SAWT BEIRUT INTERNATIONAL

| 4 October 2022, Tuesday |

Un mépris américain de la coopération de renseignement avec l’Ukraine

La coopération en matière de renseignement avec l’Ukraine vise à empêcher l’expansion de la guerre que la Russie mène contre son voisin, mais en même temps, elle menace de provoquer le Kremlin et d’entraîner Washington dans le conflit avec Moscou, selon ce qu’a déclaré le Washington Post.

Le journal a indiqué dans un rapport publié aujourd’huique « les États-Unis ont envoyé des milliards de dollars d’équipements militaires à l’Ukraine, notamment de l’artillerie lourde, des drones et des missiles antichars, alors que les responsables de l’administration américaine ont publiquement divulgué ces contributions ».

Prudence américaine

Mais les responsables de l’administration sont plus prudents lorsqu’ils envisagent des contributions plus décisives aux succès de l’Ukraine sur le champ de bataille, qui sont liées aux renseignements sur l’armée russe.

« Les informations sur l’emplacement et les mouvements des forces russes circulent en temps opportun, y compris des images satellite et des informations provenant de sources américaines sensibles, selon des responsables américains et ukrainiens, qui se sont exprimés sous couvert d’anonymat », a-t-elle ajouté.

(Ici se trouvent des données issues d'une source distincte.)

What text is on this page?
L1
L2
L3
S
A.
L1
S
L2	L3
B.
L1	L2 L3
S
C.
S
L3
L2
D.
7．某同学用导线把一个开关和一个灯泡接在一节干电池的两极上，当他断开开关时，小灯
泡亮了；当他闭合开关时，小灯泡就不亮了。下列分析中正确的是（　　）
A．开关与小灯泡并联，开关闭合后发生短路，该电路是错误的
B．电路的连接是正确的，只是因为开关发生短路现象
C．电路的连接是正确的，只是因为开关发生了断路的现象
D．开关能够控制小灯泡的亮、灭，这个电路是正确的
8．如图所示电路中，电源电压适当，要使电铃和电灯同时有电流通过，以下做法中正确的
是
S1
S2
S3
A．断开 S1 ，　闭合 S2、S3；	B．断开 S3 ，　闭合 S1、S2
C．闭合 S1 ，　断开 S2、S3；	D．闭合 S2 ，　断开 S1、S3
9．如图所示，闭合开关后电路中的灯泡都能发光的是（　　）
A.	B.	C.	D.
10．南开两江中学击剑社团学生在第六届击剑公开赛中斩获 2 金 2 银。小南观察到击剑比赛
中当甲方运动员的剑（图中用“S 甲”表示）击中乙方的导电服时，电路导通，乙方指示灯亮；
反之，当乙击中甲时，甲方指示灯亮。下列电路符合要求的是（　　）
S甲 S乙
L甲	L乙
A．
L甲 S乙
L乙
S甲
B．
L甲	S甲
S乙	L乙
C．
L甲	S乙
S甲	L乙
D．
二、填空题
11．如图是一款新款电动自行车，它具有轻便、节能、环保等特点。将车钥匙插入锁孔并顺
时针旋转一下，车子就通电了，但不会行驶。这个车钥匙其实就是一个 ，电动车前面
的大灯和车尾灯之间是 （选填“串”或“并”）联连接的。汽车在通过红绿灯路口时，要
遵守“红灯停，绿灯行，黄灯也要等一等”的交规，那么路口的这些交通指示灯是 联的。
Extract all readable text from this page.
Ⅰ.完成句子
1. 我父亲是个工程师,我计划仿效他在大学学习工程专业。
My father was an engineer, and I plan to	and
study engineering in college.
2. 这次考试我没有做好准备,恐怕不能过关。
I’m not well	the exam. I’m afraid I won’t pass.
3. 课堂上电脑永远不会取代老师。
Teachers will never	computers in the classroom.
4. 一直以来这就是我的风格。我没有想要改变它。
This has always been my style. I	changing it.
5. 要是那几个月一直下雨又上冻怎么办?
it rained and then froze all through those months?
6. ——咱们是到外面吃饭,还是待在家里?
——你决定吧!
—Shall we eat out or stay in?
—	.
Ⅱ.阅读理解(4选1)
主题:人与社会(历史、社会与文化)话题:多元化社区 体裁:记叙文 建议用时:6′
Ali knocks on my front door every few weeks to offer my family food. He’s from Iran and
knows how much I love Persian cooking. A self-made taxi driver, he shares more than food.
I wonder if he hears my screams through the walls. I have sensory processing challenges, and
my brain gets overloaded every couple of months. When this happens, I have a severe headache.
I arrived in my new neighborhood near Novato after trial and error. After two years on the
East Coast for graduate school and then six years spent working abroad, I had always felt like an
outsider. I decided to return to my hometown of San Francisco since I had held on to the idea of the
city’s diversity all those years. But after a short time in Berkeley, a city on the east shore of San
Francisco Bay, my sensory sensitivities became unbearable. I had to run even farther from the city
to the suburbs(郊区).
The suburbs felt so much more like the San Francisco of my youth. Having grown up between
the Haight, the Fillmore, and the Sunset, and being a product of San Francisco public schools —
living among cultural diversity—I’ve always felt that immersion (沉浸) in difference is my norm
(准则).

Le journal a déclaré: « Les États-Unis ne sont pas en guerre avec la Russie, et l’aide qu’ils fournissent renforce les défenses de l’Ukraine contre une invasion illégale, selon les responsables de l’administration du président américain Joe Biden, à un moment où les responsables américains n’ont pas un large contrôle sur la façon dont les Ukrainiens sont utilisés, l’équipement militaire et les renseignements.

Mises en garde américaines

La stratégie de la Maison Blanche est révélée dans les renseignements fournis au gouvernement ukrainien, visant à éviter l’escalade des tensions entre Washington et Moscou.

Il comprend de larges interdictions sur les informations que les États-Unis fournissent à l’Ukraine, selon des responsables américains et ukrainiens, selon le journal.

Le journal a déclaré: « Le premier tabou est que les États-Unis ne peuvent pas fournir d’informations de renseignement qui aident l’Ukraine à assassiner des dirigeants russes, tels que des hauts responsables militaires ou des ministres, et comprend Valery Gerasimov, chef d’état-major des forces armées russes, et Sergei Shoigu, Ministre russe de la Défense.

Cependant, ces restrictions n’incluent pas les officiers militaires russes, y compris les généraux morts pendant la guerre, mais un haut responsable du département américain de la Défense, le Pentagone, a déclaré que si les États-Unis imposent des restrictions au partenariat stratégique avec l’Ukraine, il a également choisi de ne pas fournir d’informations sur les emplacements des généraux russes à Kiev.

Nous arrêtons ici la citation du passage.